Helmut Marko threatened to end Karl Wendlinger’s career in a call with his mum

Helmut Marko threatened to end Karl Wendlinger's career in a call with his mum

Helmut Marko came dangerously close to axing Formula 1 driver Karl Wendlinger during his career as the Red Bull boss expressed his disappointment to his mum.

Former Formula 1 racer Karl Wendlinger has admitted that Helmut Marko had once threatened to fire him during a phone call with his mum. The Red Bull advisor is well known for his strict standards, and both Wendlinger and his mother were subject to his wrath.

The Austrian driver who spent five seasons in F1 driving for Sauber, March, and Leyton House, rose through the ranks in his own country as Marko was establishing his own career. Furthermore, Marko was managing the 55-year-old in an attempt to secure his entry into the sport.

Before Wendlinger secured his chance on the premier racing series, Marko pushed him relentlessly both on and off the track and there was one particular incident that let him know exactly who he was dealing with as he tried to avoid training.

“There was one thing: they were all afraid when he’s calling,” Wendlinger recounted during a recent interview with Beyond the Grid. “The workshop was in Graz [Austria], it’s around three-and-a-half hours driving from my home in Kufstein.

“Quite often on a Sunday afternoon, the telephone would ring. Mobile phones [didn’t exist] at this time – it was a home phone – and Helmut was on the other end: ‘Okay Karl, tomorrow 9 o’clock workshop [in] Graz.’ And I’d ask, ‘Why? ‘ And he’d reply, ‘Because we have some work to do there.'”

The idea of having to get up early on Monday morning in preparation of his journey to F1 did not exactly excite Wendlinger and this prompted him to devise a plan to avoid Marko’s strategies, although it turned out to be unsuccessful.

“[I thought] ‘When he calls again, I’ll have to do this trip to Graz again,'” he admitted. “I said to my mother, ‘Sunday afternoon when Mr Marko calls, say I’m not at home.’ I wasn’t at home; Okay, I didn’t have to go to Graz on Monday.

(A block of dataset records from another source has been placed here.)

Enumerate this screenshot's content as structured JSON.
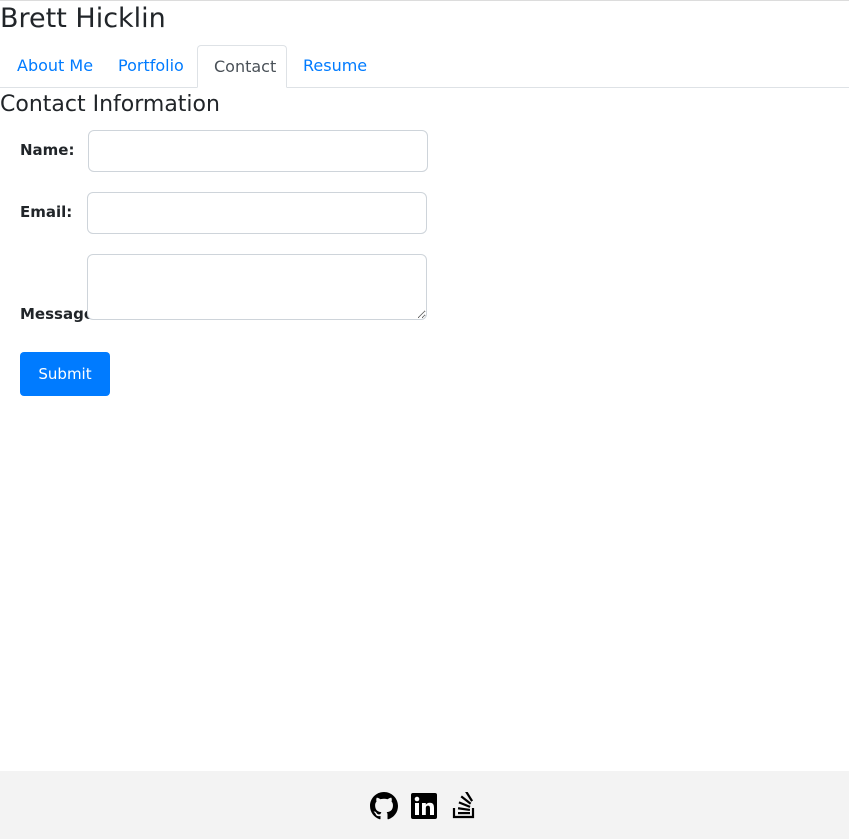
{
  "header": {
    "title": "Brett Hicklin"
  },
  "nav": {
    "tabs": [
      {
        "label": "About Me",
        "active": false
      },
      {
        "label": "Portfolio",
        "active": false
      },
      {
        "label": "Contact",
        "active": true
      },
      {
        "label": "Resume",
        "active": false
      }
    ]
  },
  "contact": {
    "heading": "Contact Information",
    "fields": {
      "name_label": "Name:",
      "name_value": "",
      "email_label": "Email:",
      "email_value": "",
      "message_label": "Message:",
      "message_value": ""
    },
    "submit_label": "Submit"
  },
  "footer": {
    "icons": [
      "github-icon",
      "linkedin-icon",
      "stackoverflow-icon"
    ]
  },
  "colors": {
    "link": "#007bff",
    "active_tab_text": "#495057",
    "button_bg": "#007bff",
    "footer_bg": "#f3f3f3",
    "text": "#212529"
  }
}
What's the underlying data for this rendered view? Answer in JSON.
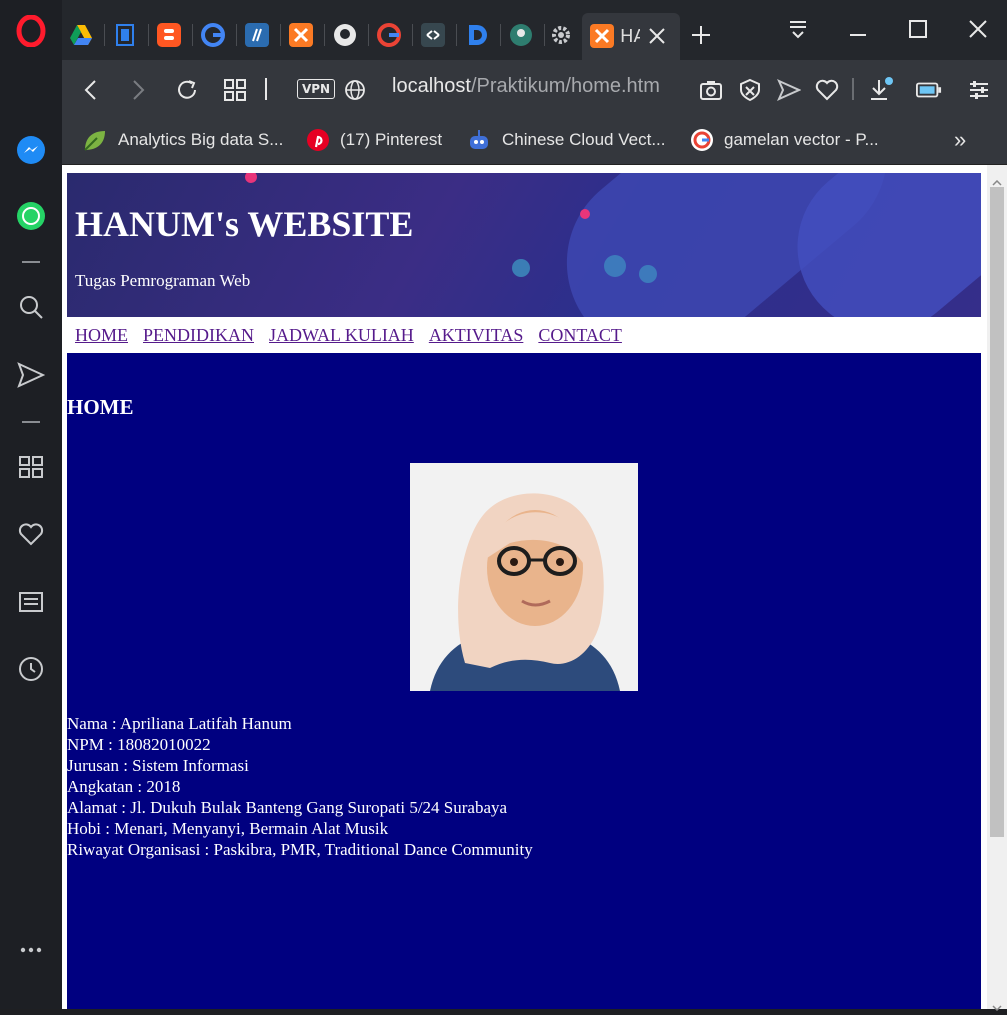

“I think he did this two or three times and the third time, he said, ‘Okay, Mrs Wendlinger tell your son if he’s not available again next Sunday, his season is over.’ Then I was back in Graz.”

However, after all the hard work, the early Monday morning trips to Graz paid off and shortly after he landed an F1 seat. He made his debut in the 1991 season finale and went on to mark his first race start in March the following year, albeit his best achievements were while he was working at Sauber.

Wendlinger proceeded to secure four top-10 finishes in 1993 and had demonstrated tremendous potential early the following year before a career-altering incident in Monaco. He only enjoyed one more start before his days in F1 were over, as a crash during practice left him in a coma for weeks.

After recovery, the Austrian went on to take part in various racing series, winning the team’s classification in the Le Mans series in 1999–2000.

Meanwhile, Marko is in charge of Red Bull’s wildly successful driver development program and is still heavily involved in the company’s racing operations.